Quando la salute mentale è femminile

da | Ott 6, 2025 | Dietro la lente

Esiste la salute mentale in assoluto, ma quando è al “femminile”?
Perché porsi questa domanda? Perché la donna, in quanto tale,  per mentalità sociale, per teorie psicoanalitiche è un soggetto fragile, sensibile. Ma davvero? Perché non considerare invece che il fenomeno della devianza sia giovanile che adulta interessa soprattutto i maschi?
Essendo io una psicoterapeuta psicoanalitica, mi sono dovuta confrontare con la teoria più famosa, ma anche più tradizionale, cioè quella freudiana. Poi ho seguito anche quella del maestro francese Jacques Lacan.

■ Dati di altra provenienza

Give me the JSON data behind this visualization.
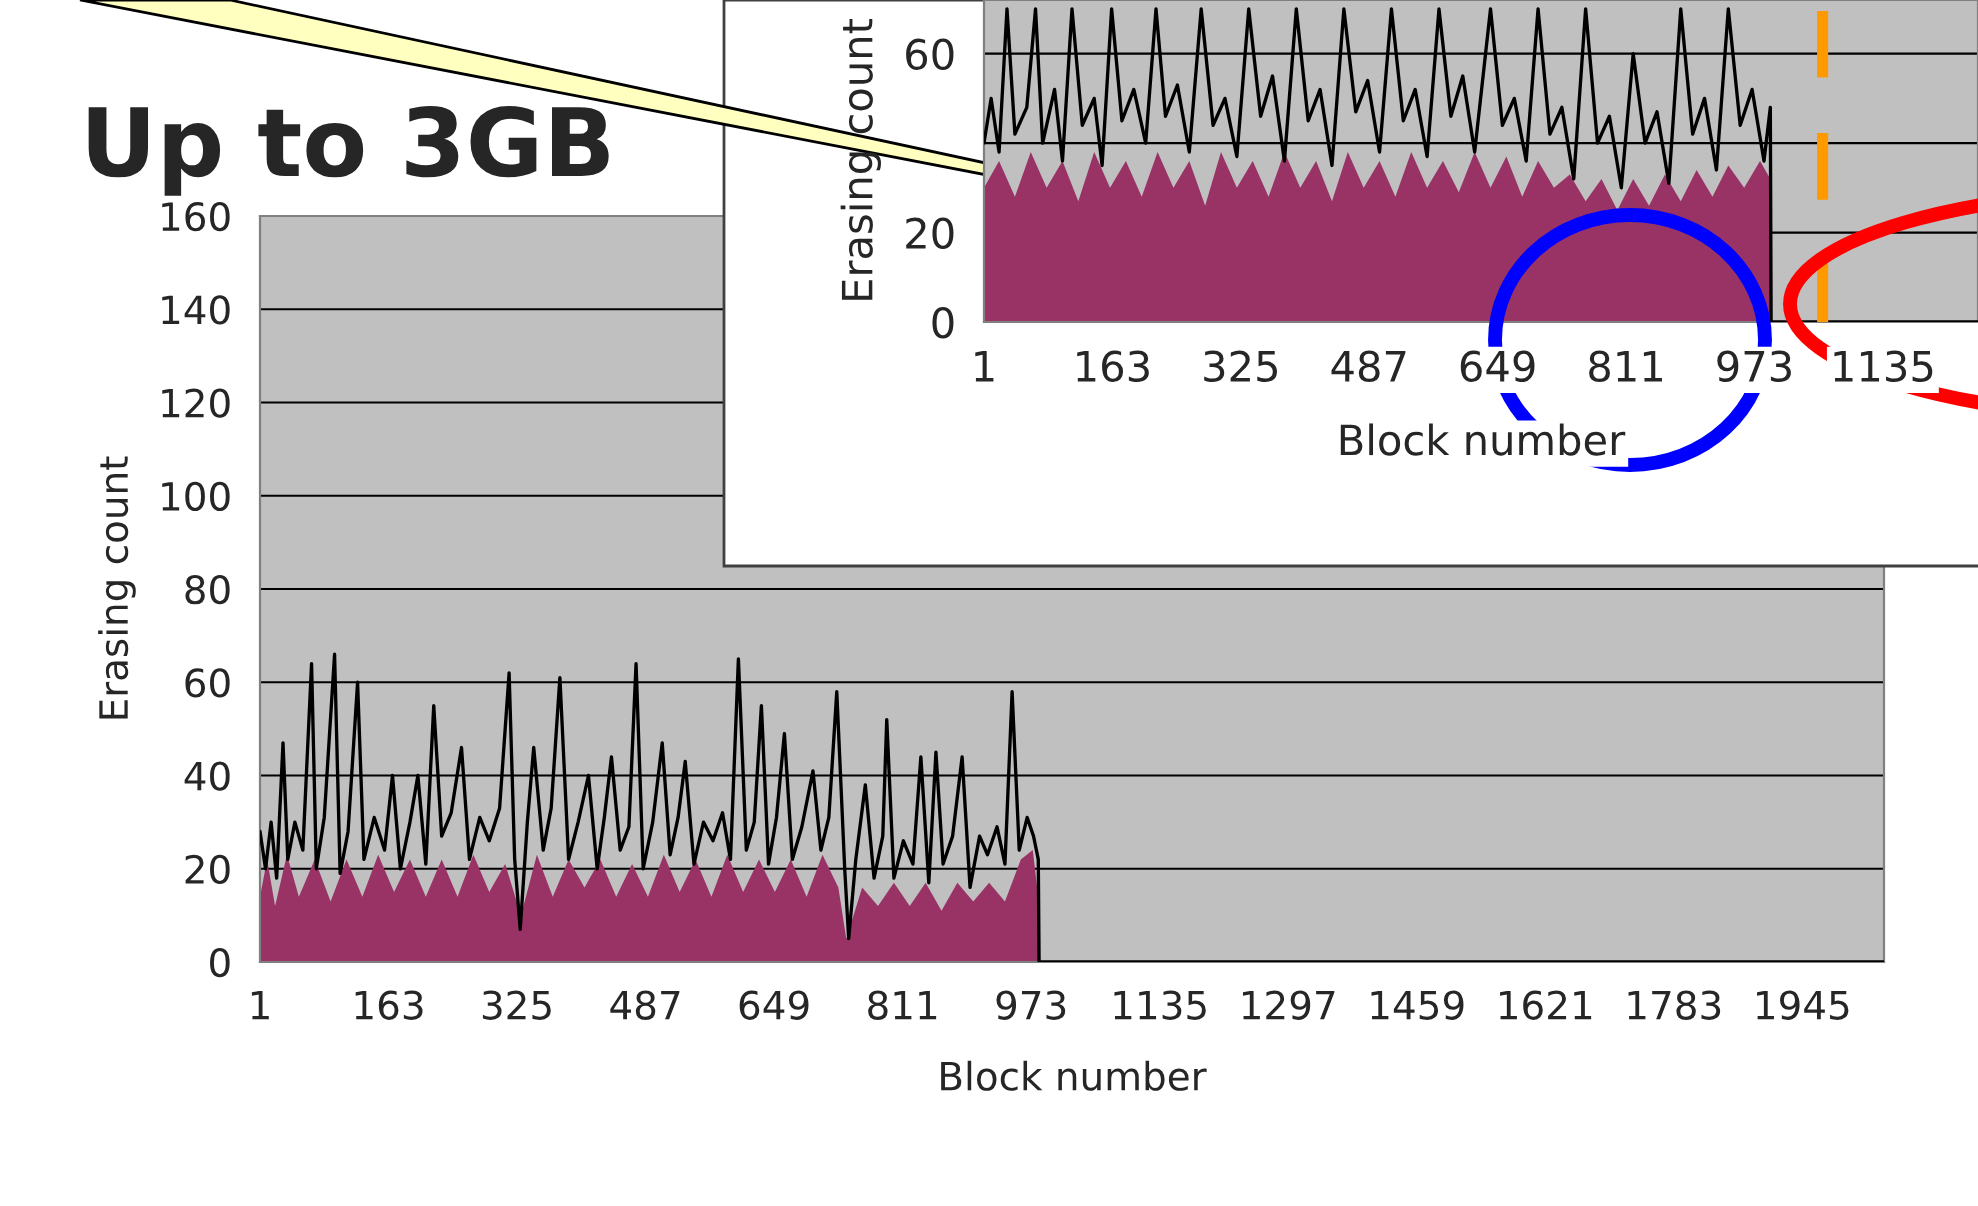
{
  "chart_data": [
    {
      "type": "line",
      "title": "Up to 3GB",
      "xlabel": "Block number",
      "ylabel": "Erasing count",
      "xlim": [
        1,
        2048
      ],
      "xticks": [
        1,
        163,
        325,
        487,
        649,
        811,
        973,
        1135,
        1297,
        1459,
        1621,
        1783,
        1945
      ],
      "ylim": [
        0,
        160
      ],
      "yticks": [
        0,
        20,
        40,
        60,
        80,
        100,
        120,
        140,
        160
      ],
      "grid": "y",
      "legend": false,
      "series": [
        {
          "type": "area",
          "color": "#993366",
          "x": [
            1,
            10,
            20,
            35,
            50,
            70,
            90,
            110,
            130,
            150,
            170,
            190,
            210,
            230,
            250,
            270,
            290,
            310,
            330,
            350,
            370,
            390,
            410,
            430,
            450,
            470,
            490,
            510,
            530,
            550,
            570,
            590,
            610,
            630,
            650,
            670,
            690,
            710,
            730,
            740,
            760,
            780,
            800,
            820,
            840,
            860,
            880,
            900,
            920,
            940,
            960,
            975,
            982,
            983,
            2048
          ],
          "values": [
            14,
            22,
            12,
            23,
            14,
            22,
            13,
            22,
            14,
            23,
            15,
            22,
            14,
            22,
            14,
            23,
            15,
            21,
            10,
            23,
            14,
            22,
            16,
            22,
            14,
            21,
            14,
            23,
            15,
            22,
            14,
            23,
            15,
            22,
            15,
            22,
            14,
            23,
            16,
            5,
            16,
            12,
            17,
            12,
            17,
            11,
            17,
            13,
            17,
            13,
            22,
            24,
            14,
            0,
            0
          ]
        },
        {
          "type": "line",
          "color": "#000000",
          "x": [
            1,
            8,
            15,
            22,
            30,
            36,
            45,
            55,
            66,
            72,
            82,
            95,
            102,
            112,
            124,
            132,
            145,
            158,
            168,
            178,
            190,
            200,
            210,
            220,
            230,
            242,
            255,
            265,
            278,
            290,
            303,
            315,
            322,
            329,
            338,
            346,
            358,
            368,
            379,
            390,
            402,
            415,
            426,
            435,
            444,
            455,
            466,
            475,
            484,
            496,
            508,
            518,
            528,
            537,
            548,
            560,
            572,
            584,
            594,
            604,
            614,
            624,
            633,
            642,
            652,
            662,
            672,
            684,
            698,
            708,
            718,
            728,
            738,
            743,
            752,
            764,
            775,
            786,
            791,
            800,
            812,
            824,
            834,
            844,
            853,
            862,
            874,
            886,
            896,
            908,
            918,
            930,
            940,
            949,
            958,
            968,
            976,
            982,
            983,
            2048
          ],
          "values": [
            28,
            20,
            30,
            18,
            47,
            22,
            30,
            24,
            64,
            20,
            31,
            66,
            19,
            28,
            60,
            22,
            31,
            24,
            40,
            20,
            30,
            40,
            21,
            55,
            27,
            32,
            46,
            22,
            31,
            26,
            33,
            62,
            22,
            7,
            30,
            46,
            24,
            33,
            61,
            22,
            30,
            40,
            20,
            31,
            44,
            24,
            29,
            64,
            20,
            30,
            47,
            23,
            31,
            43,
            21,
            30,
            26,
            32,
            22,
            65,
            24,
            30,
            55,
            21,
            31,
            49,
            22,
            29,
            41,
            24,
            31,
            58,
            20,
            5,
            22,
            38,
            18,
            27,
            52,
            18,
            26,
            21,
            44,
            17,
            45,
            21,
            27,
            44,
            16,
            27,
            23,
            29,
            21,
            58,
            24,
            31,
            27,
            22,
            0,
            0
          ]
        }
      ]
    },
    {
      "type": "line",
      "xlabel": "Block number",
      "ylabel": "Erasing count",
      "xlim": [
        1,
        1255
      ],
      "xticks": [
        1,
        163,
        325,
        487,
        649,
        811,
        973,
        1135
      ],
      "ylim": [
        0,
        72
      ],
      "yticks": [
        0,
        20,
        {
          "value": 40,
          "label": null
        },
        60
      ],
      "grid": "y",
      "legend": false,
      "ref_lines": [
        {
          "axis": "x",
          "value": 1059,
          "color": "#ff9900",
          "line_style": "dashed"
        }
      ],
      "series": [
        {
          "type": "area",
          "color": "#993366",
          "x": [
            1,
            20,
            40,
            60,
            80,
            100,
            120,
            140,
            160,
            180,
            200,
            220,
            240,
            260,
            280,
            300,
            320,
            340,
            360,
            380,
            400,
            420,
            440,
            460,
            480,
            500,
            520,
            540,
            560,
            580,
            600,
            620,
            640,
            660,
            680,
            700,
            720,
            740,
            760,
            780,
            800,
            820,
            840,
            860,
            880,
            900,
            920,
            940,
            960,
            980,
            993,
            994,
            1255
          ],
          "values": [
            30,
            36,
            28,
            38,
            30,
            36,
            27,
            38,
            30,
            36,
            28,
            38,
            30,
            36,
            26,
            38,
            30,
            36,
            28,
            38,
            30,
            36,
            27,
            38,
            30,
            36,
            28,
            38,
            30,
            36,
            29,
            38,
            30,
            37,
            28,
            36,
            30,
            33,
            27,
            32,
            25,
            32,
            26,
            33,
            27,
            34,
            28,
            35,
            30,
            36,
            32,
            0,
            0
          ]
        },
        {
          "type": "line",
          "color": "#000000",
          "x": [
            1,
            10,
            20,
            30,
            40,
            55,
            66,
            75,
            90,
            100,
            112,
            125,
            140,
            150,
            162,
            175,
            190,
            205,
            218,
            230,
            245,
            260,
            275,
            290,
            305,
            320,
            335,
            350,
            365,
            380,
            395,
            410,
            425,
            440,
            455,
            470,
            485,
            500,
            515,
            530,
            545,
            560,
            575,
            590,
            605,
            620,
            640,
            655,
            670,
            685,
            700,
            715,
            730,
            745,
            760,
            775,
            790,
            805,
            820,
            835,
            850,
            865,
            880,
            895,
            910,
            925,
            940,
            955,
            970,
            985,
            993,
            994,
            1255
          ],
          "values": [
            40,
            50,
            38,
            70,
            42,
            48,
            70,
            40,
            52,
            36,
            70,
            44,
            50,
            35,
            70,
            45,
            52,
            40,
            70,
            46,
            53,
            38,
            70,
            44,
            50,
            37,
            70,
            46,
            55,
            36,
            70,
            45,
            52,
            35,
            70,
            47,
            54,
            38,
            70,
            45,
            52,
            37,
            70,
            46,
            55,
            38,
            70,
            44,
            50,
            36,
            70,
            42,
            48,
            32,
            70,
            40,
            46,
            30,
            60,
            40,
            47,
            31,
            70,
            42,
            50,
            34,
            70,
            44,
            52,
            36,
            48,
            0,
            0
          ]
        }
      ]
    }
  ]
}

Il pensiero di Sigmund Freud è legato alla scienza, che non è infallibile o onnipotente, né dovrebbe pretendere di spiegare lo scibile umano. Mentre in modo comunque saggio e meticoloso, Freud spiega in larga misura i sintomi partendo proprio dall’isteria, nevrosi tipicamente femminile.
Erano anni in cui la talking cure era già conosciuta e far parlare malate di mente era un mezzo utile per venire a capo con la propria esistenza.

Ricordo la figura di Sabine Spielrein, curata da Jung, ma allieva di Freud, capace di valutare la pulsione di morte come predominante fin dall’ infanzia. In un contesto culturale Rousseauniano che ancora definiva l’ infanzia come “pura”.

Ma qui non dico nulla sulla teoria se non che è altamente maschilista perché definisce la donna come mancante, da curare come patologica. E se invece il contesto del disagio fosse ambientale, cioè familiare o di coppia, perché non curare tutto questo? Nella mia prassi svolgo questa cura di attenzionare il contesto dei legami familiari e sociali.

Freud come Lacan si avvalgono di definizioni che rimandano comunque alla struttura.
Dell’ Edipo, madre-padre-figlio, fratello o sorella. In cui, però, domina la figura paterna, quella che segna il simbolo o significante come cardine del pensiero e dell’ emotività.

Chissà perché poi, la madre è contrassegnata da un rimando alla sua dipendenza dal padre o dal figlio, quest’ultimo a sua volta il suo “fallo”, ovvero il suo aspetto vitale e brillante, che il padre regola nel suo rapporto di desiderio inconscio con lei. Tuttavia ho imparato all’università (Padova) che per tramandare il linguaggio la madre, deve avere già acquisito da sé una funzione simbolica, non necessariamente regolata da una legge paterna.

Freud era ebreo, Lacan era cattolico. Entrambi erano intrisi di religioni che hanno come fondamento il ruolo paterno. Da loro e da tanta psicoanalisi proviene una interpretazione in tal senso patriarcale e tradizionale del ruolo della donna non tanto di reciprocità, ma di mancanza di autonomia dall’ uomo.

Incontro nel mio studio di psicoterapia varie donne giovani e meno giovani che hanno un rapporto frustrato o difficile con l’ uomo e insegno loro a farsi rispettare con dignità, perché sono donne innanzitutto ma non inferiori all’ uomo, né sottomesse a lui. Sembra difficile anche la relazione con il loro padre che trascende spesso nella fragilità, tanto da chiedermi: “Cosa resta del padre?”, volendo anche citare un noto libro di Massimo Recalcati.
Perché se dobbiamo separarci e autonomizzarci dalla figura maschile, dobbiamo creare un’ottica critica di lettura, anche dei suoi sintomi, per aiutare i legami familiari a essere armoniosi.